Personal information
- Full name: Shamil Askhabovich Gasanov
- Date of birth: 30 July 1993 (age 32)
- Place of birth: Makhachkala, Russia
- Height: 1.85 m (6 ft 1 in)
- Positions: Defender; midfielder;

Team information
- Current team: Murom
- Number: 13

Youth career
- 0000–2007: Yuny Dinamovets Moscow
- 2007–2008: Sportakademklub Moscow
- 2008–2011: Vorobyovy Gory Moscow

Senior career*
- Years: Team / Apps / (Gls)
- 2012–2013: Podolye Podolsky district / 1 / (0)
- 2013–2017: Anzhi Makhachkala / 33 / (0)
- 2014–2015: → Anzhi-2 Makhachkala (loan) / 26 / (2)
- 2017–2018: Tromsø / 0 / (0)
- 2018–2019: Yenisey Krasnoyarsk / 26 / (0)
- 2019: → Baltika Kaliningrad (loan) / 9 / (0)
- 2020: Chayka Peschanokopskoye / 0 / (0)
- 2020–2021: Legion Dynamo Makhachkala / 38 / (6)
- 2022: Dynamo Makhachkala / 24 / (1)
- 2023: Surkhon Termez / 2 / (0)
- 2024–2026: Legion Makhachkala / 61 / (5)
- 2026–: Murom / 0 / (0)

= Shamil Gasanov =

Russian footballer

Shamil Askhabovich Gasanov (Шамиль Асхабович Гасанов; born 30 July 1993) is a Russian football player who plays as a centre back for Murom.

==Club career==
He made his debut in the Russian Second Division for FC Podolye Podolsky district on 11 October 2012 in a game against FC Metallurg-Oskol Stary Oskol.

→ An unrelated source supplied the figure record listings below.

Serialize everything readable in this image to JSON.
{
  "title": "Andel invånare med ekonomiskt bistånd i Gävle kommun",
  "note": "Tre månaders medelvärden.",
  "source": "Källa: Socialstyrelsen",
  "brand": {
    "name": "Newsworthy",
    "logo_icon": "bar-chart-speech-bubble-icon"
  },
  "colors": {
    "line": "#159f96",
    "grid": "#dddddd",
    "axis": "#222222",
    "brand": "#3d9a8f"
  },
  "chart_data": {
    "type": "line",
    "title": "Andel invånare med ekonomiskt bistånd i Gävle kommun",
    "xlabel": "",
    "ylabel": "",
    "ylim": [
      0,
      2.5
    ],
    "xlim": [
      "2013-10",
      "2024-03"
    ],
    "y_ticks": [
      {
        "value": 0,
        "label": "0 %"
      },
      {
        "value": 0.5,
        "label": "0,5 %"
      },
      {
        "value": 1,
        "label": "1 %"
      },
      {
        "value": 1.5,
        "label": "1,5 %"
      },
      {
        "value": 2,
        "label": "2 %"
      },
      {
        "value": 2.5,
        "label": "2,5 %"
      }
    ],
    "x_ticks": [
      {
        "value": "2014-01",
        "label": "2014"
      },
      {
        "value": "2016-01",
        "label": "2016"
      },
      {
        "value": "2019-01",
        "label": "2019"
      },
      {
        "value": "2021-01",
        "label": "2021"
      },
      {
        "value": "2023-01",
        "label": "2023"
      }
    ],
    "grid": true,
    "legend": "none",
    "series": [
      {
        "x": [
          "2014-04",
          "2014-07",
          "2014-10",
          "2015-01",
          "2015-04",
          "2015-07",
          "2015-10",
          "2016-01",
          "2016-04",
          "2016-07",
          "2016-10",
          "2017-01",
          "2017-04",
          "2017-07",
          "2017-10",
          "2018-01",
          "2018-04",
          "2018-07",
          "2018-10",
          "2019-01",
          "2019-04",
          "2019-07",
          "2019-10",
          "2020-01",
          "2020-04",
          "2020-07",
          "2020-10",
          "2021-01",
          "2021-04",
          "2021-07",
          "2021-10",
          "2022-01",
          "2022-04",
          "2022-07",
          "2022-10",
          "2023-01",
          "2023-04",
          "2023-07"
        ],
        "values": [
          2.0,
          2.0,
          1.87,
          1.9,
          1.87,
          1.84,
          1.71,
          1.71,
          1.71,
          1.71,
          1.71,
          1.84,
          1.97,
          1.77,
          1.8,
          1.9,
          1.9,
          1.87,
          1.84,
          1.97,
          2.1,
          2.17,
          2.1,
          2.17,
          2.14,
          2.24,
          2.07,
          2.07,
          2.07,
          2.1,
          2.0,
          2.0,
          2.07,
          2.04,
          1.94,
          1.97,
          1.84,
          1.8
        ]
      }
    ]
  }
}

He made his Russian Premier League debut for FC Anzhi Makhachkala on 18 October 2015 in a game against FC Krasnodar.

On 15 August 2017, he moved to Norway, signing with Tromsø until December 2017 with an option for a 3-year extension. He returned to Russia without playing any games in Norway and signed with FC Yenisey Krasnoyarsk in February 2018.

On 16 February 2019 he joined Baltika Kaliningrad on loan until the end of the 2018–19 season.

==Personal life==
On 6 June 2023, Gasanov was arrested by police in Moscow after jaywalking and then charged with drug possession after a small quantity of methedrone was allegedly found on him.